• Texas Courts are Serious about the Opportunity to Cure
  • February 7, 2014
  • Law Firm: DeHay Elliston L.L.P. - Dallas Office
  • We recently had a case in which the plaintiff sued our client for allegedly defective products and demanded that we pay for the cost of remediation necessitated by the defect. The total claimed for remediation was close to $300,000, plus attorneys’ fees for breach of contract. We counter-sued for the unpaid invoices for the product, and we demanded attorneys’ fees for breach of a sworn account.

    Looking at the plaintiff’s case, it was to be a timely and expensive investigation into whether, in fact, the products had been defective. Experts would weigh in, samples would be analyzed, and depositions of site owners, workers, and representatives of the companies would be taken. And even worse, trial was just around the corner. Would it make sense to simply pay for the remediation and avoid all these litigation costs?

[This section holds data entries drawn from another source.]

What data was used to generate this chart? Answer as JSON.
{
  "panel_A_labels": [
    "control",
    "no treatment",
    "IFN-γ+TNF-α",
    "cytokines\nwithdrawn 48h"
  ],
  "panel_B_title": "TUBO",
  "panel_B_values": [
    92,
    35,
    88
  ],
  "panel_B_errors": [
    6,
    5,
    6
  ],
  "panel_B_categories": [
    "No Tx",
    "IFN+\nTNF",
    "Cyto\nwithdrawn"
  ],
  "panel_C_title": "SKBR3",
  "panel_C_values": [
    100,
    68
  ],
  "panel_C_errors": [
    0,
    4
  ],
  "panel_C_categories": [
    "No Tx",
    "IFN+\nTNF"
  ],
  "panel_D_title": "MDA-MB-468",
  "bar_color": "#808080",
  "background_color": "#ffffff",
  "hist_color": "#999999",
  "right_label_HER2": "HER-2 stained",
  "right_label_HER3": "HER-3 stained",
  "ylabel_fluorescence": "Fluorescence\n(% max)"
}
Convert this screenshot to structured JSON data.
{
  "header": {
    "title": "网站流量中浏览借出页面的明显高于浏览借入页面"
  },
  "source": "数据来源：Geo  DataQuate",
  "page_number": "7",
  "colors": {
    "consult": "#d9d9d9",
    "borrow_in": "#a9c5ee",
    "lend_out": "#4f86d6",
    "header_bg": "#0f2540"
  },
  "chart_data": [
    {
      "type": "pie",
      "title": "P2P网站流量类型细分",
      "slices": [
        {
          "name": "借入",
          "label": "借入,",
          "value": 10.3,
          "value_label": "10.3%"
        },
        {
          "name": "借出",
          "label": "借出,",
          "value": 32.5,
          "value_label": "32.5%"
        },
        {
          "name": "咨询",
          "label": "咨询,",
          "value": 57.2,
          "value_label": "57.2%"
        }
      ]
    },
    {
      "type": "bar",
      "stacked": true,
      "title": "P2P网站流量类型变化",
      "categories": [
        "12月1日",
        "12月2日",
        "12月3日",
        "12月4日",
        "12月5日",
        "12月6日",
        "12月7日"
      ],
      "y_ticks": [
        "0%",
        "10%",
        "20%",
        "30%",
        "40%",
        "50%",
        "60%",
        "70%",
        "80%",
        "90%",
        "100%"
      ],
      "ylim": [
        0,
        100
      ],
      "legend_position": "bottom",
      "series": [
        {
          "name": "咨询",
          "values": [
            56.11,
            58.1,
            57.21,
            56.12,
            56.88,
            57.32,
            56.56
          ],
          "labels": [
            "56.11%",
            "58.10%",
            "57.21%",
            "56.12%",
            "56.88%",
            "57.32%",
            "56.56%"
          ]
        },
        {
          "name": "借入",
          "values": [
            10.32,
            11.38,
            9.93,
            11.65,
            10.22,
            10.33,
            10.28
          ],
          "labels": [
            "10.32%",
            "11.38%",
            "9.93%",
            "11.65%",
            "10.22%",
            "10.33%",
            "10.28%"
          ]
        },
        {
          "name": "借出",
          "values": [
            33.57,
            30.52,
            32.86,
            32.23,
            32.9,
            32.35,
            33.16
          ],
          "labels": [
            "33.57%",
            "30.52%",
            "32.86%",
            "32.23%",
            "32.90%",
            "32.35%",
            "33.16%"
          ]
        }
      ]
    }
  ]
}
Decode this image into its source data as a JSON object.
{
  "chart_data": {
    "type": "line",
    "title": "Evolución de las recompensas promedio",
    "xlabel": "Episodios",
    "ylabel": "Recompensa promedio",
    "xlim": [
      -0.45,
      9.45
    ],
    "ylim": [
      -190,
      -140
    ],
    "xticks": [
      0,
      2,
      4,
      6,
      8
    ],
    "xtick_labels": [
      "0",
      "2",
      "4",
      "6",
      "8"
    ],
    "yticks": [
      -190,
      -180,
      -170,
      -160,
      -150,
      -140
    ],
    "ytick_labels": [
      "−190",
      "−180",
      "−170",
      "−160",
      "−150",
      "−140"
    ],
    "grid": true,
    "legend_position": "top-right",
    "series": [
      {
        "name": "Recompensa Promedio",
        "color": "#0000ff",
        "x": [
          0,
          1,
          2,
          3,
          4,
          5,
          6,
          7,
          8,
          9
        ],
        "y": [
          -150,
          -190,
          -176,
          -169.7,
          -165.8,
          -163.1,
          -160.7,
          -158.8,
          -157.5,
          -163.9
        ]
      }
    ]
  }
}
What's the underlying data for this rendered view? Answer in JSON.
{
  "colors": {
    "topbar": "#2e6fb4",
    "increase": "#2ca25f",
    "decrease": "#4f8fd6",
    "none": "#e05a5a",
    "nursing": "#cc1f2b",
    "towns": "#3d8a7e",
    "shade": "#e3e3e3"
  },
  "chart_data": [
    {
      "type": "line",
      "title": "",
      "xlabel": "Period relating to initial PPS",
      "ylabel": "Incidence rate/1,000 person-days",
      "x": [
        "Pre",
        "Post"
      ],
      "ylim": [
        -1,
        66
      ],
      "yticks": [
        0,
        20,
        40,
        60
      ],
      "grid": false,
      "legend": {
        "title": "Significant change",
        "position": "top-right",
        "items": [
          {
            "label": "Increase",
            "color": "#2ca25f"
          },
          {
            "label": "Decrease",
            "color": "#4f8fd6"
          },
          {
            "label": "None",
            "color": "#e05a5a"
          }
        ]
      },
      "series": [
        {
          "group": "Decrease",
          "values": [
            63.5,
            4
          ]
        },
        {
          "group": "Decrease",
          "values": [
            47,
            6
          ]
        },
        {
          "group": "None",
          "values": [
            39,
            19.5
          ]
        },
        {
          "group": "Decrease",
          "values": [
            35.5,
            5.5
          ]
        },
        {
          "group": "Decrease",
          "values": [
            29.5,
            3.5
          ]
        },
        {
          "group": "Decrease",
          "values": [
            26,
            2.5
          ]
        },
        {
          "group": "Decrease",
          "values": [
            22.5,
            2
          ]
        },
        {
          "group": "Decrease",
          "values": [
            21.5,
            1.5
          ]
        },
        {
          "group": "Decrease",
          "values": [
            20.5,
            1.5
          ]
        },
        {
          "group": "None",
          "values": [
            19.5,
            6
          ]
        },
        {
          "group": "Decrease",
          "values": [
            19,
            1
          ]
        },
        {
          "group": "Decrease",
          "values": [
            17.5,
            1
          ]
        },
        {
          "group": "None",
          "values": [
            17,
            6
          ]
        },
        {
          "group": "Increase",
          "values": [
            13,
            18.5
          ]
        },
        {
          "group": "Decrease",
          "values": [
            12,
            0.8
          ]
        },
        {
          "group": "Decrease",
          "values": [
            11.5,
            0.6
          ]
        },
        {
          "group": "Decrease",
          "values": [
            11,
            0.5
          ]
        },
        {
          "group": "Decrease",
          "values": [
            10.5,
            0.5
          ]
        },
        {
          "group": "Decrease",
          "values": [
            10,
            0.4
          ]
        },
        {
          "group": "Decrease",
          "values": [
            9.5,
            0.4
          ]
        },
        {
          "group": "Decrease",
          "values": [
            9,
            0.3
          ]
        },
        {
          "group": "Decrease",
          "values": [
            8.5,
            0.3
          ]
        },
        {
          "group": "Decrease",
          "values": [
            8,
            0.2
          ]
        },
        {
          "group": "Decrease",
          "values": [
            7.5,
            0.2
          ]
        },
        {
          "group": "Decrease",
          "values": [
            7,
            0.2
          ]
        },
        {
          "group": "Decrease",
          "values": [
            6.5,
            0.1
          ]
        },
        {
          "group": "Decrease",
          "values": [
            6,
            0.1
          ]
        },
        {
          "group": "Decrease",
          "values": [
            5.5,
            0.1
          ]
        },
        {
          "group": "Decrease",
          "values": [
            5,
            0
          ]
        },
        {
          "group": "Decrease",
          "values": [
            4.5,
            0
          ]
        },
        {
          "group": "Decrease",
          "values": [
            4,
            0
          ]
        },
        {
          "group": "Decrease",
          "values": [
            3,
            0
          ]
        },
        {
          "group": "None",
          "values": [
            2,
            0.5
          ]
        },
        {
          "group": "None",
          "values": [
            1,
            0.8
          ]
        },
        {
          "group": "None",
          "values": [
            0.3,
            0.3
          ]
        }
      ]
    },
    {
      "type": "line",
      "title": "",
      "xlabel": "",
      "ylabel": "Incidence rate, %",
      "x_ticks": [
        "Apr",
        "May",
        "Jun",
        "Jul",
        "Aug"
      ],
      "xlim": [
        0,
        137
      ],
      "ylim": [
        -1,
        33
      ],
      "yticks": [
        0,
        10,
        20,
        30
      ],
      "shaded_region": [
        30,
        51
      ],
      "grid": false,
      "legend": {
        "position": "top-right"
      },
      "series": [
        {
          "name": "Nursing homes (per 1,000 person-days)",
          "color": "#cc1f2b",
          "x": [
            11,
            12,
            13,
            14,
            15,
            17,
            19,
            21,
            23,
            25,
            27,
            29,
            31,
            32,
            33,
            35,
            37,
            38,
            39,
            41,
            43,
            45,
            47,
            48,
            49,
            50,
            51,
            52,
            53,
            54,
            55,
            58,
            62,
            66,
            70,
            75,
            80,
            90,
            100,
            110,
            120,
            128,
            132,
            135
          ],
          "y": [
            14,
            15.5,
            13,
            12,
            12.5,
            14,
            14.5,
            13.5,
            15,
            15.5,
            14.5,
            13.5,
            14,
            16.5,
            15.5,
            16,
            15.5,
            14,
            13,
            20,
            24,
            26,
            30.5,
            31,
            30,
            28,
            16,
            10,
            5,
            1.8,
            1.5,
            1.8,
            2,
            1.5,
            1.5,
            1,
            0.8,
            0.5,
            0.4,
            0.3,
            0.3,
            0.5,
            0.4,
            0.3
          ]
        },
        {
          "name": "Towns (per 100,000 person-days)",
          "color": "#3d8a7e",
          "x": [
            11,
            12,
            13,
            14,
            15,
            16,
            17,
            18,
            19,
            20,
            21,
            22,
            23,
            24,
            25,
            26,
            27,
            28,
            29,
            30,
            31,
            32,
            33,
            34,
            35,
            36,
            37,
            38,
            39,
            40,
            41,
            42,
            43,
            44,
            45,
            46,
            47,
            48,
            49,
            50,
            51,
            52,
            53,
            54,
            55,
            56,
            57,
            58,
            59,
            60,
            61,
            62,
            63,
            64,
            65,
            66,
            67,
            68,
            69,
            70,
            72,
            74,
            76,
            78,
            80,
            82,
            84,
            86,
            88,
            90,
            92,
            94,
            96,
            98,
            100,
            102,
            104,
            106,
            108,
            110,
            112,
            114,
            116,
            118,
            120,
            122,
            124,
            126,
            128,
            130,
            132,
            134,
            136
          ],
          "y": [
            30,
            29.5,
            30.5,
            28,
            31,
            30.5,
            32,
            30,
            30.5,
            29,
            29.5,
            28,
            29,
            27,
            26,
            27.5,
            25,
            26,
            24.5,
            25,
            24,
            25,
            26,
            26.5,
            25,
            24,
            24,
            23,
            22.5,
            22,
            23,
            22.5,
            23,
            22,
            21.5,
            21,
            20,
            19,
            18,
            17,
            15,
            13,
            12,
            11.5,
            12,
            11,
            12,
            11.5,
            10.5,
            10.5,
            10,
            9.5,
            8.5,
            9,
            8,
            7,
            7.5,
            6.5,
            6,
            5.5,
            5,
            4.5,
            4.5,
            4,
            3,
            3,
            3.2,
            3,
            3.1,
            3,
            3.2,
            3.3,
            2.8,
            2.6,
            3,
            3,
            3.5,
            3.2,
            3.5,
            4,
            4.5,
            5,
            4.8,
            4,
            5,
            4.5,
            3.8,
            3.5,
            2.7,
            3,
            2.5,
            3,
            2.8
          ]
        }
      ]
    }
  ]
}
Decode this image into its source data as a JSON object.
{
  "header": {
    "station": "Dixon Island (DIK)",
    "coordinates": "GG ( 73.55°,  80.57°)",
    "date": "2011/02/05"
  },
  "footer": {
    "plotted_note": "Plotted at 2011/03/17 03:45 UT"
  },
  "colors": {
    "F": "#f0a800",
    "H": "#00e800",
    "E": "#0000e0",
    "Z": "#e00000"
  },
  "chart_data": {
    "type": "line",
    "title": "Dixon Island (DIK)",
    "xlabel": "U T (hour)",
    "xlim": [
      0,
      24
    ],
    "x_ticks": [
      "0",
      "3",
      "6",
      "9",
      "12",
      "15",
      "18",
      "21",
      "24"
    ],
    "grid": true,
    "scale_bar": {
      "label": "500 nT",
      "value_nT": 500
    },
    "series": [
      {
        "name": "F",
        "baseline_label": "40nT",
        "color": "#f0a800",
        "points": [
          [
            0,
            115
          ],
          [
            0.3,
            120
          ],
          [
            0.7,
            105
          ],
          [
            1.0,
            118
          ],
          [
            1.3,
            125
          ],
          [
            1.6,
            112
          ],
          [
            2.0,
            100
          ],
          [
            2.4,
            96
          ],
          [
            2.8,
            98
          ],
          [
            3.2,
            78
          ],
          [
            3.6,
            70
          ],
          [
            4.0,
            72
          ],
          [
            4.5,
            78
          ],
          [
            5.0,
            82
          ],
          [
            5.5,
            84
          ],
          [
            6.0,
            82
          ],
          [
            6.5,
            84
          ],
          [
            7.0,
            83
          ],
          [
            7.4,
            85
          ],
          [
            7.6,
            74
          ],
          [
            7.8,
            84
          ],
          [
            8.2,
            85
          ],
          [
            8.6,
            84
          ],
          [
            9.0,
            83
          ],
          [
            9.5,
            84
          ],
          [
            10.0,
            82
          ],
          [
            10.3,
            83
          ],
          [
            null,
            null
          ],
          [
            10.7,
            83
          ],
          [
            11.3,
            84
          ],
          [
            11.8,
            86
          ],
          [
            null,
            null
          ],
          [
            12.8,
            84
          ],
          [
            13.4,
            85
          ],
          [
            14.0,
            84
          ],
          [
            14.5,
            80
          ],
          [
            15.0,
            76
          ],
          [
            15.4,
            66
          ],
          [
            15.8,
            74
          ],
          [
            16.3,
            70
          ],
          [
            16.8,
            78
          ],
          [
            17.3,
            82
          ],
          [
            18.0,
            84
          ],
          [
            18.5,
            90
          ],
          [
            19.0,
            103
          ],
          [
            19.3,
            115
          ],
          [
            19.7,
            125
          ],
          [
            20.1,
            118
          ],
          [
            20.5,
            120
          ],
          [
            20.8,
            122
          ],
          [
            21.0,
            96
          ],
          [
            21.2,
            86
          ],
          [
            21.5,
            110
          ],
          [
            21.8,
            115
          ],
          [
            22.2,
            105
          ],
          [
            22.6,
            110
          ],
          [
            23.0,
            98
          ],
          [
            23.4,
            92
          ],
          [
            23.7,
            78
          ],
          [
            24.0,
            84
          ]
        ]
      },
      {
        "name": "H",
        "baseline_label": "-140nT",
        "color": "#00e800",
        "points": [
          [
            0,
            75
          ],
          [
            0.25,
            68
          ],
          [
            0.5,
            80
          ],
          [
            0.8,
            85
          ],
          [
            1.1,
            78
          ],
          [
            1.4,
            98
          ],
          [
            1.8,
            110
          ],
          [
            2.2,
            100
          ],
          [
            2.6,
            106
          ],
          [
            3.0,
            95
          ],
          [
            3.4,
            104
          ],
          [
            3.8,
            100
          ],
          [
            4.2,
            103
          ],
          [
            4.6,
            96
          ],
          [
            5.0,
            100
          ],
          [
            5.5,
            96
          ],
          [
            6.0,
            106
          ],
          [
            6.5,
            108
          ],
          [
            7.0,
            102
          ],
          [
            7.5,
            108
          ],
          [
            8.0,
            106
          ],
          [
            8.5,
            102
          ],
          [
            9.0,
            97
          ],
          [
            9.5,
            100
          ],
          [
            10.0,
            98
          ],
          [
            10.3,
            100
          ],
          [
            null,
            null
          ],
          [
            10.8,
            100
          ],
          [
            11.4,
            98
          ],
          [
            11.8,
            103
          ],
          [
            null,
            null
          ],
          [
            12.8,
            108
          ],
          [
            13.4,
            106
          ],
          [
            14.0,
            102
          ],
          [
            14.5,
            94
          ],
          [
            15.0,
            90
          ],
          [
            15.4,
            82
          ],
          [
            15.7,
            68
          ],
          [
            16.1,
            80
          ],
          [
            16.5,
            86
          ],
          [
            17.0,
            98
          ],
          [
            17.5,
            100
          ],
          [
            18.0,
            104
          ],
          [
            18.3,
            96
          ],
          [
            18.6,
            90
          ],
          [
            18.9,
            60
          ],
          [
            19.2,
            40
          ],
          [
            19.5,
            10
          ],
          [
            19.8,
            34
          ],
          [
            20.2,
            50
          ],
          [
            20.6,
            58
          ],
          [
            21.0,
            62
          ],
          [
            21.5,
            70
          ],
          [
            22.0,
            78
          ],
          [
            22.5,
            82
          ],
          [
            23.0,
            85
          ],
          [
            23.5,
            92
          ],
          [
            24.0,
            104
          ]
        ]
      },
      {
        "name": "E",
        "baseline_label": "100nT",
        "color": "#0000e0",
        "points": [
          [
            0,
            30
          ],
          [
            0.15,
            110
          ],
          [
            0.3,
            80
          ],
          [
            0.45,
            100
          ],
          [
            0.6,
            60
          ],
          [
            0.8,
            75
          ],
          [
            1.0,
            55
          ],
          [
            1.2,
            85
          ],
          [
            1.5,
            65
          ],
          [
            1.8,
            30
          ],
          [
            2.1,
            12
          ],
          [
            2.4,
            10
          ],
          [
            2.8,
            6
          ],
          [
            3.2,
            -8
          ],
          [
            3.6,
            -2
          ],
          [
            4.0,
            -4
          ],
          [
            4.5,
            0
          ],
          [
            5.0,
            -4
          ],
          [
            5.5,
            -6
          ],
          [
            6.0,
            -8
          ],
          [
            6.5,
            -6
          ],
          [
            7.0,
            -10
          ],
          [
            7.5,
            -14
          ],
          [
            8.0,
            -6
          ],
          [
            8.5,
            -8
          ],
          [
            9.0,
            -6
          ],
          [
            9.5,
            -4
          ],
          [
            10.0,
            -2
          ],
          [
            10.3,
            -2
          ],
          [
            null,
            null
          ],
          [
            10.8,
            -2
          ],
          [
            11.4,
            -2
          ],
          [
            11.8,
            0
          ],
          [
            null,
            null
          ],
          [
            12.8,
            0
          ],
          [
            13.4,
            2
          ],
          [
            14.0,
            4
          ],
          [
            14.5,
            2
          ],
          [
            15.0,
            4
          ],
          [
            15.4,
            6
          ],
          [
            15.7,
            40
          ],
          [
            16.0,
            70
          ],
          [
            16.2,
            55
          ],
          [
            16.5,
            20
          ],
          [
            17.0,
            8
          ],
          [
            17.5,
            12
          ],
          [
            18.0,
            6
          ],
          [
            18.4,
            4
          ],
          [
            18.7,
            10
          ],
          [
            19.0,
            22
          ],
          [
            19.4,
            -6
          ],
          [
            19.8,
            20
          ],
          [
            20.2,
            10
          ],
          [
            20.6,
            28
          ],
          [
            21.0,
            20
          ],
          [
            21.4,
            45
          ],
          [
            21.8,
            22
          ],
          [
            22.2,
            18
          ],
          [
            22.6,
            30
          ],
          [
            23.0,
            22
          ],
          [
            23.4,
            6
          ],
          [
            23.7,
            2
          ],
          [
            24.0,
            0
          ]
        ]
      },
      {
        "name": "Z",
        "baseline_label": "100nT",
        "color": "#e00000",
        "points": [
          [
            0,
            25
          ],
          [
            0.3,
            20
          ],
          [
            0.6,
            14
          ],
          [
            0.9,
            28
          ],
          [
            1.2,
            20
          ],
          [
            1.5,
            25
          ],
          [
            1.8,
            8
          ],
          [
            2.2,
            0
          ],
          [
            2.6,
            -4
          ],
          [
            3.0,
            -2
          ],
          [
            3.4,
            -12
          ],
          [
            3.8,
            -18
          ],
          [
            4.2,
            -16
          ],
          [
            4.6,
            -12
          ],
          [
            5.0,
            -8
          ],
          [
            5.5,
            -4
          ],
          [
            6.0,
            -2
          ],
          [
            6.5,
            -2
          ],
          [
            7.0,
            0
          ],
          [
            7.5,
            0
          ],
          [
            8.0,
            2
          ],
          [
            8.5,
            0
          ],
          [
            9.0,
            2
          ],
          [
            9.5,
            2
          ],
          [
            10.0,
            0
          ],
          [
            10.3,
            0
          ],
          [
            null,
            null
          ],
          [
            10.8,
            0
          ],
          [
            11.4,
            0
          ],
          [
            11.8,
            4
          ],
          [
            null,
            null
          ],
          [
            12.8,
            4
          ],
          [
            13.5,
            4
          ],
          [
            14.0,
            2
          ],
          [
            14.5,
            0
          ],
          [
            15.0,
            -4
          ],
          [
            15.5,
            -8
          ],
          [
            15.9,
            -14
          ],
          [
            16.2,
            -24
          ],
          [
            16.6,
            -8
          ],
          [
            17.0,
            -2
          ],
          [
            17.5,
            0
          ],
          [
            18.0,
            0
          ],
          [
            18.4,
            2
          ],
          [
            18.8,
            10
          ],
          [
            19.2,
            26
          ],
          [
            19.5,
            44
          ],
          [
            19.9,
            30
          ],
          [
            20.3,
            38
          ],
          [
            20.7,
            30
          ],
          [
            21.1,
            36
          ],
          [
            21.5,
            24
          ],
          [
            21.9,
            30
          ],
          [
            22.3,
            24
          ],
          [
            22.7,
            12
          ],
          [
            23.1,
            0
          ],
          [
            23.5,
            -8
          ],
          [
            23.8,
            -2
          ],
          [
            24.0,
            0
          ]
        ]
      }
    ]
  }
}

    The answer was unequivocally no! As it turns out, whether our products were defective, in this case, would never be reached. The plaintiff never gave our client the opportunity to cure. The plaintiff undertook the remediation before meeting with our client to discuss the defects. While we maintained our products were exactly what the plaintiff ordered—none of that mattered. We filed a traditional summary judgment motion, and we argued that because the plaintiff did not give us the opportunity to cure, the plaintiff was not entitled to a recovery.

    The court agreed and granted summary judgment. In the end, rather than paying the plaintiff $300,000 plus attorneys’ fees, we received payment for the unpaid invoices plus our client’s attorneys’ fees. What’s the lesson here? Before delving into whether a product is defective—did the customer give your client a chance to cure the claimed defect?

    Under section 2.607(c)(1) of the Texas U.C.C., a buyer is required to notify a seller that a breach of warranty has occurred in order to allow the [6] seller an opportunity to cure the defect, if any. Miller v. Spencer, 732 S.W.2d 758, 761 (Tex. App.--Dallas 1987). The notice requirement under Tex. Bus. & Com. Code Ann., § 2.607(c)(1) is liberally construed. Vintage Homes, Inc. v. Coldiron, 585 S.W.2d 886 (Tex. App.--El Paso 1979, no writ); Reynolds Metals Co. v. Westinghouse Electric Corp., 758 F.2d 1073, 1078(5th Cir. Tex. 1985).

    Too often, we focus on the notice period or the products themselves in products cases. These are both fact-based inquiries that likely preclude summary judgment. However, Texas mandates the notice period so that a seller can cure! Under the Uniform Commercial Code, a buyer is required to notify the seller that a breach of warranty has occurred before bringing a cause of action against the seller to give the seller an opportunity to cure the defect. Brewer v. General Motors Corp., 926 S.W.2d 774, 781 (Tex. App.--Texarkana 1996 (emphasis added). Failure to notify the seller of breach of warranty and to allow the seller some opportunity to cure bars recovery on the basis of breach of warranty. Lochinvar Corp. v. Meyers, 930 S.W.2d 182 (Tex. App.--Dallas 1992, no writ).

    Giving the seller the opportunity to cure makes sense. With no opportunity to cure, the seller is cut out of the loop. Maybe the seller would have provided new products? Maybe the seller would have determined the products were not defective? Maybe the seller would have chosen someone else to do the remediation? Failing to give the opportunity to cure leaves the seller with no input or control. Texas courts agree—that just ain’t right.